Al contrario que Simón Bolívar, notorio ególatra, José de San Martín (1778-1850) fue un hombre poco dado a hablar de sí mismo, al que la gloria y el poder no le atraían. De ahí que a los historiadores no nos sea fácil encontrar al ser humano más allá del militar y el político.

Hijo de un capitán español, poseía una piel oscura que dio pie a todo tipo de comentarios. En un mundo brutalmente racista, sus enemigos se encargaron de propagar el rumor de que era indio.

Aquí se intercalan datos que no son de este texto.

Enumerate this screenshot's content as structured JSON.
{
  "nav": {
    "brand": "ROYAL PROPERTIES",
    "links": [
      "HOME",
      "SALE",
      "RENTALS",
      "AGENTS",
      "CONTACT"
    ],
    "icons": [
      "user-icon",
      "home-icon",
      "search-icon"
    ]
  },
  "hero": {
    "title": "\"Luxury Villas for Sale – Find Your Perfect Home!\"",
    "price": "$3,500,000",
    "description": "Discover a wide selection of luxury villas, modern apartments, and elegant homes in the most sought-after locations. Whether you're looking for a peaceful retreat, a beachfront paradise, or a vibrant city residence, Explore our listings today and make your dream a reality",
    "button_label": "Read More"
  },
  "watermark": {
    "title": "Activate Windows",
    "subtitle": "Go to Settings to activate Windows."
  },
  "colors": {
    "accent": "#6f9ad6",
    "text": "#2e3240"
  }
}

Poco años después de su nacimiento, su familia regresó a la metrópoli. Su padre, para proporcionarle una salida profesional respetable, le destinó al ejército. Inició así una carrera militar que le llevó combatir en el norte de África, el Rosellón y Portugal. También se halló presente en la batalla de Bailén, la gran victoria hispana de 1808 contra los invasores napoleónicos. En conjunto, esta etapa le sirvió a San Martín para adquirir una formación castrense sin parangón entre los Libertadores.

En España, de acuerdo con el historiador John Lynch, se replanteó su identidad nacional en un sentido independentista, evolución que se vio favorecida por la penosa impresión que debió darle la madre patria. A sus ojos, se imponía una reflexión evidente: si Gran Bretaña, la mayor potencia del mundo, había perdido Norteamérica… ¿se podía esperar que retuviera las suyas un país invadido por Napoleón, a punto de sucumbir?

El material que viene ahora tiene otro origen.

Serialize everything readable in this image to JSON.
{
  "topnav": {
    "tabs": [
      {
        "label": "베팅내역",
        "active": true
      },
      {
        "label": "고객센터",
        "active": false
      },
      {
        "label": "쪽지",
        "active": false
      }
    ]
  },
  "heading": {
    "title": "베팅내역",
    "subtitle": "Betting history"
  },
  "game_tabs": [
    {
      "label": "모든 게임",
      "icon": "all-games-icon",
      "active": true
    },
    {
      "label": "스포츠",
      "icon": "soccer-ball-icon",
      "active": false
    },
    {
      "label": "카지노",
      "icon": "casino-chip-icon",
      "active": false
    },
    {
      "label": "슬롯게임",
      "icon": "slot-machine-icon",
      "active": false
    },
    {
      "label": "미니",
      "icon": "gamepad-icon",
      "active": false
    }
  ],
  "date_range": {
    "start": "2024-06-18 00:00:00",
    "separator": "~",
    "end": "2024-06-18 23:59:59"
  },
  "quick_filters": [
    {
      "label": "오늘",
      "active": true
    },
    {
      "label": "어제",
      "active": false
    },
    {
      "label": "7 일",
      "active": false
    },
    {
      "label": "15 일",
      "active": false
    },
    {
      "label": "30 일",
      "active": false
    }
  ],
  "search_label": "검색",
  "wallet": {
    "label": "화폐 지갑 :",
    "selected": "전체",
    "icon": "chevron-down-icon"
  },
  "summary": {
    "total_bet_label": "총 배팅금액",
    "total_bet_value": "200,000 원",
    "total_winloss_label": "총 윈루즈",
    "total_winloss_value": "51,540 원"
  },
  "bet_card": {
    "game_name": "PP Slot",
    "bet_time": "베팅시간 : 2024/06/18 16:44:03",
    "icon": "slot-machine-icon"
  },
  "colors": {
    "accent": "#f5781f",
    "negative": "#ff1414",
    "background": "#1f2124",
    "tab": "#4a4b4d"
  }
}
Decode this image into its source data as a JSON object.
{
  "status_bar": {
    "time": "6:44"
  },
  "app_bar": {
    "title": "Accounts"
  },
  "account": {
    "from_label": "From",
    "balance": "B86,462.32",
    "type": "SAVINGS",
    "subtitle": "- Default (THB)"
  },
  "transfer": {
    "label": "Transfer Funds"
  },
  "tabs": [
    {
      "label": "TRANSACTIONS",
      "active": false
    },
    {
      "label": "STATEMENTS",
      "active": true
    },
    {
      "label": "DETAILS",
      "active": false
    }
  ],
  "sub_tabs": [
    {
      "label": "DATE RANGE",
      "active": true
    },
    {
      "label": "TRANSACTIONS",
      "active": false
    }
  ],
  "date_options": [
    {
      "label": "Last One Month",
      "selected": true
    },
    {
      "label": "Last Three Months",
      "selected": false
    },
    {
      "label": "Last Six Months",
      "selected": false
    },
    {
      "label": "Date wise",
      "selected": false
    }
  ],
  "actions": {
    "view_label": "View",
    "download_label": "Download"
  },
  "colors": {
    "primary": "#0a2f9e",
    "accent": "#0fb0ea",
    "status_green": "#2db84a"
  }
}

Muchos años después, él mismo explicaría el acontecimiento que acabó de decidirle, una reunión en Cádiz con otros latinoamericanos, en la que todos prometieron que se incorporarían a las rebeliones que ya habían estallado en ultramar.

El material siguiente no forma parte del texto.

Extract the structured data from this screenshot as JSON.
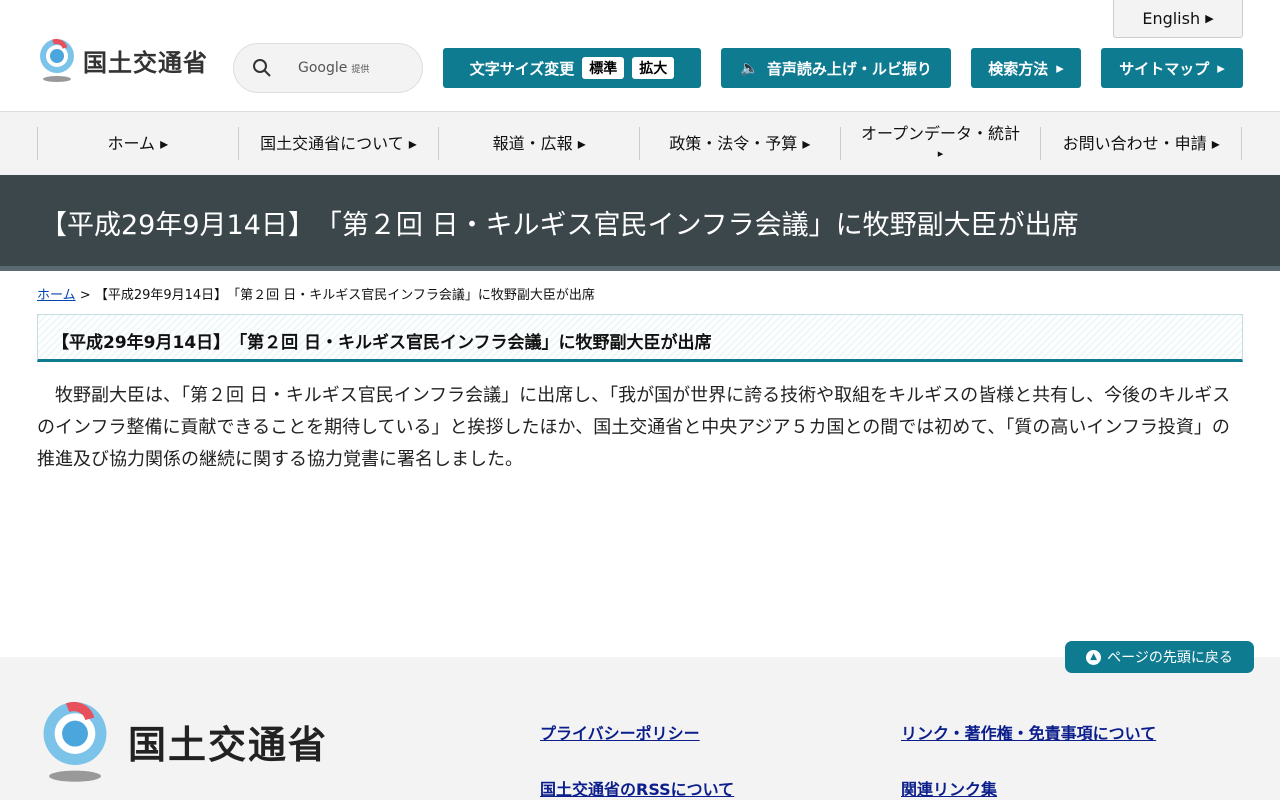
{
  "header": {
    "logo_text": "国土交通省",
    "search": {
      "provider": "Google",
      "provider_suffix": "提供"
    },
    "font_size": {
      "label": "文字サイズ変更",
      "standard": "標準",
      "large": "拡大"
    },
    "speech": "音声読み上げ・ルビ振り",
    "search_method": "検索方法",
    "sitemap": "サイトマップ",
    "english": "English"
  },
  "nav": {
    "items": [
      {
        "label": "ホーム"
      },
      {
        "label": "国土交通省について"
      },
      {
        "label": "報道・広報"
      },
      {
        "label": "政策・法令・予算"
      },
      {
        "label": "オープンデータ・統計"
      },
      {
        "label": "お問い合わせ・申請"
      }
    ]
  },
  "page": {
    "title": "【平成29年9月14日】　「第２回 日・キルギス官民インフラ会議」に牧野副大臣が出席",
    "breadcrumb": {
      "home": "ホーム",
      "sep": ">",
      "current": "【平成29年9月14日】　「第２回 日・キルギス官民インフラ会議」に牧野副大臣が出席"
    },
    "heading": "【平成29年9月14日】　「第２回 日・キルギス官民インフラ会議」に牧野副大臣が出席",
    "body": "　牧野副大臣は、「第２回 日・キルギス官民インフラ会議」に出席し、「我が国が世界に誇る技術や取組をキルギスの皆様と共有し、今後のキルギスのインフラ整備に貢献できることを期待している」と挨拶したほか、国土交通省と中央アジア５カ国との間では初めて、「質の高いインフラ投資」の推進及び協力関係の継続に関する協力覚書に署名しました。"
  },
  "footer": {
    "back_to_top": "ページの先頭に戻る",
    "logo_text": "国土交通省",
    "links": [
      "プライバシーポリシー",
      "リンク・著作権・免責事項について",
      "国土交通省のRSSについて",
      "関連リンク集"
    ]
  },
  "colors": {
    "accent": "#0f7b91",
    "banner": "#3c474c",
    "link": "#0b1e8c"
  }
}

Procedente de Londres, San Martín llegó a Buenos Aires en 1812. La capital porteña estaba entonces en manos de los revolucionarios que, dos años antes, habían depuesto al virrey.

Pocos meses más tarde, nuestro héroe conoce a su futura esposa, María de los Remedios de Escalada, de tan sólo catorce años. La diferencia de edad puede parecer excesiva, pero en la época nada tenía de extraño. La relación iba a verse perjudicada por las frecuentes ausencias de él, consagrado a organizar la guerra de guerrillas, un sistema de combate que había conocido muy bien durante su estancia en la península Ibérica en el transcurso de la Guerra de la Independencia española.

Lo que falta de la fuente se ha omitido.